Śmigłowce Apache dla Polski. Szef MON o podpisaniu umowy

  • 25.02.2025 18:46

  • Aktualizacja: 18:35 25.02.2025

Najprawdopodobniej w czwartek w Inowrocławiu podpisana zostanie umowa leasingowa na 8 amerykańskich śmigłowców AH-64E Apache. Poinformował o tym we wtorek wicepremier, szef MON Władysław Kosiniak-Kamysz. Chodzi o tzw. rozwiązanie pomostowe przed dostawą 96 nowych maszyn.

Umowa na leasing 8 śmigłowców Apache związana jest z podpisanym w sierpniu ub.r. kontraktem na zakup 96 tego typu maszyn dla Wojska Polskiego. W ramach umowy wartej ok. 10 mld dolarów Polska ma otrzymać niemal setkę nowoczesnych śmigłowców wraz z pakietem logistycznym oraz szkoleniowych. Pierwsze z nowych Apache'y trafią jednak do Polski dopiero w 2028 roku.

Jeżeli wszystko pójdzie dobrze, chyba w czwartek w Inowrocławiu się spotkamy i będę miał zaszczyt podpisać umowę – powiedział Kosiniak-Kamysz na wtorkowej konferencji prasowej. Dodał, że śmigłowce zmienią miejsce i pozycję polskiej armii na arenie międzynarodowej.

Szef MON powiedział, że o umowie rozmawiał z sekretarzem obrony USA Petem Hegsethem w połowie lutego, kiedy spotkali się z polskimi i amerykańskimi żołnierzami na terenie 33. Bazy Lotnictwa Transportowego w Powidzu i już wtedy była mowa o ośmiu śmigłowcach Apache, które „powinny być wyleasingowane w ramach nabywania zdolności dla pilotów”. Jak dodał, chciałby, by piloci mogli zacząć pracę na śmigłowcach jak najszybciej, w celu przygotowania do „ochrony polskiej przestrzeni powietrznej, współdziałania z wojskami lądowymi”.

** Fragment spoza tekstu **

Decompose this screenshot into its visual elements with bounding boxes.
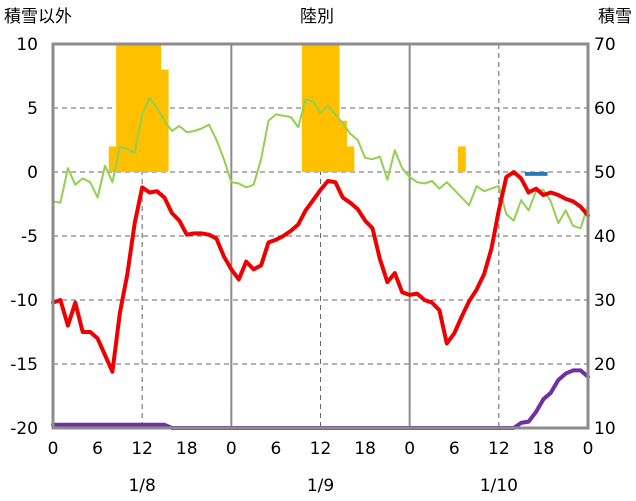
y-right-tick-2: 50 xyxy=(594,163,616,183)
y-right-tick-6: 10 xyxy=(594,419,616,439)
y-left-tick-4: -10 xyxy=(10,291,38,311)
snow_bar-11 xyxy=(324,44,333,172)
y-left-tick-1: 5 xyxy=(27,99,38,119)
y-right-tick-4: 30 xyxy=(594,291,616,311)
blue_bar-1 xyxy=(532,172,541,176)
date-label-2: 1/10 xyxy=(480,476,518,496)
x-tick-4: 0 xyxy=(226,439,237,459)
x-tick-5: 6 xyxy=(271,439,282,459)
snow_bar-15 xyxy=(457,146,466,172)
left-axis-title: 積雪以外 xyxy=(4,7,72,27)
snow_bar-12 xyxy=(331,44,340,172)
x-tick-2: 12 xyxy=(131,439,153,459)
snow_bar-0 xyxy=(108,146,117,172)
snow_bar-13 xyxy=(339,120,347,172)
y-right-tick-0: 70 xyxy=(594,35,616,55)
x-tick-6: 12 xyxy=(310,439,332,459)
x-tick-0: 0 xyxy=(48,439,59,459)
chart-title: 陸別 xyxy=(300,7,334,27)
y-left-tick-0: 10 xyxy=(16,35,38,55)
plot-frame xyxy=(51,42,590,430)
grid-lines xyxy=(53,44,588,428)
y-left-tick-3: -5 xyxy=(21,227,38,247)
green_line xyxy=(52,96,589,230)
snow_bar-2 xyxy=(123,44,132,172)
snow_bar-5 xyxy=(145,44,154,172)
blue_bar-2 xyxy=(539,172,548,176)
snow_bar-4 xyxy=(138,44,147,172)
snow_bar-14 xyxy=(346,146,355,172)
y-right-tick-5: 20 xyxy=(594,355,616,375)
y-left-tick-2: 0 xyxy=(27,163,38,183)
x-tick-8: 0 xyxy=(404,439,415,459)
x-tick-10: 12 xyxy=(488,439,510,459)
date-label-0: 1/8 xyxy=(128,476,155,496)
x-tick-1: 6 xyxy=(92,439,103,459)
right-axis-title: 積雪 xyxy=(598,7,632,27)
snow_bar-3 xyxy=(131,44,139,172)
red_line xyxy=(51,170,590,374)
x-tick-11: 18 xyxy=(533,439,555,459)
x-tick-12: 0 xyxy=(583,439,594,459)
snow_bar-8 xyxy=(301,44,310,172)
y-left-tick-5: -15 xyxy=(10,355,38,375)
x-tick-7: 18 xyxy=(354,439,376,459)
snow_bar-10 xyxy=(316,44,325,172)
x-tick-3: 18 xyxy=(176,439,198,459)
y-right-tick-3: 40 xyxy=(594,227,616,247)
blue_bar-0 xyxy=(524,172,533,176)
bar-series xyxy=(108,44,548,176)
date-label-1: 1/9 xyxy=(307,476,334,496)
x-tick-9: 6 xyxy=(449,439,460,459)
snow_bar-9 xyxy=(309,44,318,172)
snow_bar-1 xyxy=(116,44,124,172)
y-right-tick-1: 60 xyxy=(594,99,616,119)
y-left-tick-6: -20 xyxy=(10,419,38,439)
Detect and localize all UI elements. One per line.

Minister obrony zaznaczył, że produkcja zamówionego w USA sprzętu może trwać bardzo długo, choć – jak zaznaczył – Polska „i tak jest traktowana priorytetowo w wielu kwestiach z racji swojego zaangażowania i miejsca na mapie, które zobowiązuje nas do szybkich zmian w tym zakresie”. Jego zdaniem dla amerykańskich sojuszników Polski, oprócz wysokich inwestycji w obronność, jest istotny także „argument zakupów najlepszego sprzętu, w tym w USA”.

– To są czołgi Abrams, to jest F-35, to są systemy Patriot, wyrzutnie HIMARS czy umowa, którą podpisaliśmy w ubiegłym roku przed świętem Wojska Polskiego na 96 Apache'y i w ramach tej umowy my chcemy te zdolności jak najszybciej pozyskać – zaznaczył.

Rozwiązanie pomostowe

Obecnie, jeśli chodzi o śmigłowce szturmowe, Polska dysponuje kilkunastoma przestarzałymi poradzieckimi Mi-24. Kilkanaście zostało także przekazanych Ukrainie. Leasing ośmiu śmigłowców ma stanowić tzw. rozwiązanie pomostowe – czyli zapobieżenie sytuacji, w której stary sprzęt zostanie wycofany z użycia, a nowy nie zostanie jeszcze wdrożony.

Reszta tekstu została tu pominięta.